In a follow-up article this month in the Penn Law Public Law Research Series, I consider how HHS might perform such a stress test using the sample of U.S. children already compiled by the Autism Developmental Disabilities Monitoring Network. The most recent version of that survey includes about 750 8-year-olds—the age at which the prevalence of autism spectrum disorder is typically assessed—who were diagnosed with profound autism and who also have some history of a “seizure or seizure-like activity.” That latter clinical finding is crucial here because a seizure is typically the first of three prerequisites for a compensable encephalopathy, which includes a broad array of conditions affecting brain function, under fairly specific terms set forth in the current Injury Table.

Using the Autism Developmental Disabilities Monitoring Network dataset and the records on which it is based, HHS should be able to determine how many of those 750 profoundly autistic 8-year-olds—and, by extrapolation, how many of the more than 10,000 such 8-year-olds nationwide—had a seizure that lasted long enough to qualify for VICP compensation under both the current VICP Table and then some revised Table that relaxes the requirements on the severity or duration of the seizure or both.

Conversely, the current Injury Table states that other symptoms and conditions commonly seen with autistic children—“irritability (fussiness), high-pitched and unusual screaming, poor feeding, persistent inconsolable crying”—do not indicate a compensable encephalopathy. Again, it remains to be seen whether the Injury Table revision HHS is drafting may alter or eliminate that exclusion. If the revision does so, the financial impact of such an expansion also needs to be evaluated.

The second prerequisite in the current Table for a compensable encephalopathy is that the signal seizure must have occurred no more than three days after a vaccination containing the pertussis bacteria or antigens or between five and 15 days after a measles, mumps, and rubella shot. Those maximum onset intervals reflect the established science on how long it takes for an infectious encephalopathy to develop, in exceedingly rare cases, in a child with a severely compromised immune system.

If HHS either extends those actionable onset intervals or implicates other vaccines or both, the volume of such awards could increase dramatically, even if the seizures occurred during one of those extended intervals by sheer coincidence, completely unrelated to any prior vaccination.

Finally, a stress-test of some proposed Injury Table expansion must consider any evidence that the signal seizure was the result of one of the recognized, alternative causes such as stroke, which, under the current Table, disqualifies an otherwise compensable encephalopathy. HHS needs to determine both how many otherwise compensable encephalopathies are presently being excluded by that current list of alternative causes and then how many more such claims will be entitled to VICP compensation if HHS truncates or eliminates that list of other causes.

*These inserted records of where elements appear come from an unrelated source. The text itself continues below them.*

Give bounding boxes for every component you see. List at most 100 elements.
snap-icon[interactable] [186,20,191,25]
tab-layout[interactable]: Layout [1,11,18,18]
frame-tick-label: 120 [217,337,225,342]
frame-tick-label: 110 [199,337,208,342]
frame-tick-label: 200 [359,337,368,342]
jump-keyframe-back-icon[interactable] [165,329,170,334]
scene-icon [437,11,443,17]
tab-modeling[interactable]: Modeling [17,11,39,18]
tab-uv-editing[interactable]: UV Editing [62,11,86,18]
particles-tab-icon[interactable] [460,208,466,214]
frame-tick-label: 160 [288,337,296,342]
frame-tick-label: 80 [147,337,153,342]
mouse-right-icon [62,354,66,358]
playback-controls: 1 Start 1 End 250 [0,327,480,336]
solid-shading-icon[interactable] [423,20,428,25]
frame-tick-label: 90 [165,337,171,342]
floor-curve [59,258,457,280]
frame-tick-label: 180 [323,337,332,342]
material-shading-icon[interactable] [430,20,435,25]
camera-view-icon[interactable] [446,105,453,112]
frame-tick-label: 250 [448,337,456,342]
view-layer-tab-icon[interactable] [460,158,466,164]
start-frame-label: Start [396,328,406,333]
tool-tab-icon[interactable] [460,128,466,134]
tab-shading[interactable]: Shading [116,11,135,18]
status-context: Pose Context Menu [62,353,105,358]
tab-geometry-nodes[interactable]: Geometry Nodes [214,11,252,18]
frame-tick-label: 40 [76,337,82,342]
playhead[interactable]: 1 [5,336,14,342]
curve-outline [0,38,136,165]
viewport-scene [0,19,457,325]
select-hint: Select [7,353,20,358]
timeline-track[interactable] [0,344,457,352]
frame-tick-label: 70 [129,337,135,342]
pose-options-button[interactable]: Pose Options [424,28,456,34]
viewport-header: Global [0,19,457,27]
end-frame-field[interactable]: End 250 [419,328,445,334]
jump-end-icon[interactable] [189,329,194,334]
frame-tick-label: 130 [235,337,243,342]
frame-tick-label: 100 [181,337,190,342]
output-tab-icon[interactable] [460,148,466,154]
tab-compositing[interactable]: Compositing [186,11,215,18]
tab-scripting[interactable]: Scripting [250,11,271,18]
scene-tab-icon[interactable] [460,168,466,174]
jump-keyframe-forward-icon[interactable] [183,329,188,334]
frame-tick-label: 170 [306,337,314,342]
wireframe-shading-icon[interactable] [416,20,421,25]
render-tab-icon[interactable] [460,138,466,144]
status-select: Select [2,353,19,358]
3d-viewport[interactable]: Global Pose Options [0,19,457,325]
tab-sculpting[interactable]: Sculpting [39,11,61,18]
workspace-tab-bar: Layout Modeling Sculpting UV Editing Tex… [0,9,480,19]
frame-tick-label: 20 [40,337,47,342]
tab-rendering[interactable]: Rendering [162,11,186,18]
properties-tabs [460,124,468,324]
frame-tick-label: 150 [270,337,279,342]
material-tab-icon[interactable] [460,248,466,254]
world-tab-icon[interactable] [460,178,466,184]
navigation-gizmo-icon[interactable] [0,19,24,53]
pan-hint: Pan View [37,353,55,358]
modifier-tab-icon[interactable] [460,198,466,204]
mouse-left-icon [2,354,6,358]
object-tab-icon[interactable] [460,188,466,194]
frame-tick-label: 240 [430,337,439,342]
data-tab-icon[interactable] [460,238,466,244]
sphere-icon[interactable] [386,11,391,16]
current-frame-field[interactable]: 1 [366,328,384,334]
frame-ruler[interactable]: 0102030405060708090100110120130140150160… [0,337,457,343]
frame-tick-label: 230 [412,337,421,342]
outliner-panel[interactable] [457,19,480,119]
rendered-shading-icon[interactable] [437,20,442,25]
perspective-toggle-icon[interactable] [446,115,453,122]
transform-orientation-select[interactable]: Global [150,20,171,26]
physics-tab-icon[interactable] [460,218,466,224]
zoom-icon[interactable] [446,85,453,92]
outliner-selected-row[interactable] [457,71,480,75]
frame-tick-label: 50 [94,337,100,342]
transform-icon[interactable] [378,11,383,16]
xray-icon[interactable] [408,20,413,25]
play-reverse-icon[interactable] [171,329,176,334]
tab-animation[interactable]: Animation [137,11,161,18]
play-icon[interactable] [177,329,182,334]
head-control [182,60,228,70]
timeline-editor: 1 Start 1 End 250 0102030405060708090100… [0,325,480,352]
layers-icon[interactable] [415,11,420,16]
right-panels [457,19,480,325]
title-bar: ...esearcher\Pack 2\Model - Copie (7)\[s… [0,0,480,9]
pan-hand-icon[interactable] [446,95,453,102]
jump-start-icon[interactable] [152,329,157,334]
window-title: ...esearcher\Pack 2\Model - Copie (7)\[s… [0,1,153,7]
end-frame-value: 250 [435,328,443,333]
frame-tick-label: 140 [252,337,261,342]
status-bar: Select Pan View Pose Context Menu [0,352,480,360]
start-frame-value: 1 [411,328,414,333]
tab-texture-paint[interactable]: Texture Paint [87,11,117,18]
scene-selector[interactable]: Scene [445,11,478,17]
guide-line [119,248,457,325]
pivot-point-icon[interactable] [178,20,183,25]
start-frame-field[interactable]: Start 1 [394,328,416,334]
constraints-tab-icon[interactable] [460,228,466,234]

The same type of stress test could, and should, be applied to any other proposed Injury Table revision. Again, HHS and the public need to remember that, if some expanded definition entitles even 2 to 5 percent of profoundly autistic children to VICP compensation, the program will collapse.

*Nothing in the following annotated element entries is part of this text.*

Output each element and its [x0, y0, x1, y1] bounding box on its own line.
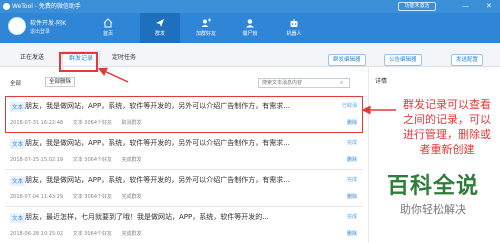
status-badge: 已取消 — [341, 103, 357, 109]
close-button[interactable]: ✕ — [486, 0, 492, 13]
home-icon — [103, 18, 113, 28]
status-badge: 完成 — [346, 214, 357, 220]
delete-link[interactable]: 删除 — [347, 230, 357, 237]
tab-scheduled-tasks[interactable]: 定时任务 — [106, 51, 142, 65]
search-icon[interactable]: ⌕ — [340, 79, 343, 87]
tab-sending[interactable]: 正在发送 — [14, 51, 50, 65]
record-time: 2018-07-25 15:02:19 — [10, 157, 64, 163]
watermark: 百科全说 助你轻松解决 — [370, 168, 496, 217]
nav-add-friends[interactable]: 加群好友 — [186, 13, 226, 43]
nav-home[interactable]: 首页 — [88, 13, 128, 43]
nav-label: 僵尸粉 — [242, 31, 258, 37]
robot-icon — [290, 19, 298, 27]
minimize-button[interactable]: — — [462, 0, 469, 13]
type-badge: 文本 — [10, 139, 26, 149]
record-time: 2018-06-28 10:15:02 — [10, 231, 64, 237]
record-list: 文本 朋友，我是做网站，APP，系统，软件等开发的，另外可以介绍广告制作方，有需… — [5, 96, 363, 243]
record-content: 朋友，我是做网站，APP，系统，软件等开发的，另外可以介绍广告制作方，有需求..… — [25, 176, 290, 184]
avatar[interactable] — [8, 17, 26, 35]
record-content: 朋友，我是做网站，APP，系统，软件等开发的，另外可以介绍广告制作方，有需求..… — [25, 139, 290, 147]
mass-send-editor-button[interactable]: 群发编辑器 — [328, 54, 366, 66]
record-time: 2018-07-04 11:43:29 — [10, 194, 64, 200]
nav-robot[interactable]: 机器人 — [274, 13, 314, 43]
record-state: 取消群发 — [121, 120, 142, 126]
annotation-text: 群发记录可以查看之间的记录，可以进行管理，删除或者重新创建 — [403, 98, 491, 156]
details-title: 详情 — [375, 78, 388, 85]
send-config-button[interactable]: 发送配置 — [451, 54, 484, 66]
record-content: 朋友，最近怎样，七月就要到了哦！我是做网站，APP，系统，软件等开发的... — [25, 213, 269, 221]
tab-highlight-box — [59, 52, 98, 72]
account-name: 软件开发-阿K — [30, 20, 67, 27]
zombie-fans-icon — [246, 19, 254, 28]
record-time: 2018-07-31 16:22:48 — [10, 120, 64, 126]
delete-all-button[interactable]: 全部删除 — [45, 77, 76, 87]
record-state: 完成群发 — [121, 157, 142, 163]
send-icon — [156, 19, 164, 27]
record-meta: 2018-07-04 11:43:29 文本 3064个好友 完成群发 — [10, 193, 150, 200]
nav-send[interactable]: 群发 — [140, 13, 180, 43]
notice-editor-button[interactable]: 公告编辑器 — [384, 54, 422, 66]
add-friend-icon — [201, 18, 211, 27]
record-content: 朋友，我是做网站，APP，系统，软件等开发的，另外可以介绍广告制作方，有需求..… — [25, 102, 290, 110]
select-all-dropdown[interactable]: 全部 — [10, 79, 21, 87]
status-badge: 完成 — [346, 177, 357, 183]
list-item[interactable]: 文本 朋友，最近怎样，七月就要到了哦！我是做网站，APP，系统，软件等开发的..… — [5, 207, 363, 243]
logout-link[interactable]: 退出登录 — [30, 28, 50, 35]
record-count: 文本 3064个好友 — [72, 157, 113, 163]
app-logo-icon — [3, 3, 10, 10]
list-item[interactable]: 文本 朋友，我是做网站，APP，系统，软件等开发的，另外可以介绍广告制作方，有需… — [5, 133, 363, 170]
nav-zombie-fans[interactable]: 僵尸粉 — [230, 13, 270, 43]
record-count: 文本 3064个好友 — [72, 194, 113, 200]
status-badge: 完成 — [346, 140, 357, 146]
activate-button[interactable]: 功能未激活 — [398, 2, 436, 11]
delete-link[interactable]: 删除 — [347, 193, 357, 200]
record-count: 文本 3064个好友 — [72, 120, 113, 126]
filter-row: 全部 全部删除 ⌕ — [0, 76, 360, 90]
watermark-subtitle: 助你轻松解决 — [400, 203, 466, 216]
title-bar: WeTool - 免费的微信助手 功能未激活 — ✕ — [0, 0, 500, 13]
header-bar: 软件开发-阿K 退出登录 首页 群发 加群好友 僵尸粉 机器人 — [0, 13, 500, 43]
search-input[interactable] — [258, 78, 350, 88]
list-item[interactable]: 文本 朋友，我是做网站，APP，系统，软件等开发的，另外可以介绍广告制作方，有需… — [5, 170, 363, 207]
record-count: 文本 3064个好友 — [72, 231, 113, 237]
type-badge: 文本 — [10, 102, 26, 112]
record-state: 完成群发 — [121, 194, 142, 200]
record-meta: 2018-07-25 15:02:19 文本 3064个好友 完成群发 — [10, 156, 150, 163]
nav-label: 加群好友 — [195, 31, 216, 37]
app-title: WeTool - 免费的微信助手 — [12, 3, 81, 10]
type-badge: 文本 — [10, 176, 26, 186]
nav-label: 首页 — [102, 31, 113, 37]
type-badge: 文本 — [10, 213, 26, 223]
watermark-title: 百科全说 — [386, 174, 479, 199]
delete-link[interactable]: 删除 — [347, 156, 357, 163]
record-state: 完成群发 — [121, 231, 142, 237]
delete-link[interactable]: 删除 — [347, 119, 357, 126]
record-meta: 2018-07-31 16:22:48 文本 3064个好友 取消群发 — [10, 119, 150, 126]
record-meta: 2018-06-28 10:15:02 文本 3064个好友 完成群发 — [10, 230, 150, 237]
nav-label: 群发 — [154, 31, 165, 37]
list-item[interactable]: 文本 朋友，我是做网站，APP，系统，软件等开发的，另外可以介绍广告制作方，有需… — [5, 96, 363, 134]
nav-label: 机器人 — [286, 31, 302, 37]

In sum, HHS should agree now that it will stress-test any proposed revision of the Injury Table intended to “capture” autism cases before it is submitted to the Advisory Commission. HHS should likewise honor its pledge that its actions on autism and vaccines will be made with “full transparency and accountability,” and that it will release any stress-test results and the underlying data in time for an independent review before any revision is issued. If HHS refuses to do so, that will speak volumes about the existential threat posed by any revision it may propose.

Peter Grossi

Peter Grossi is an adjunct professor of law at the University of Pennsylvania Carey Law School.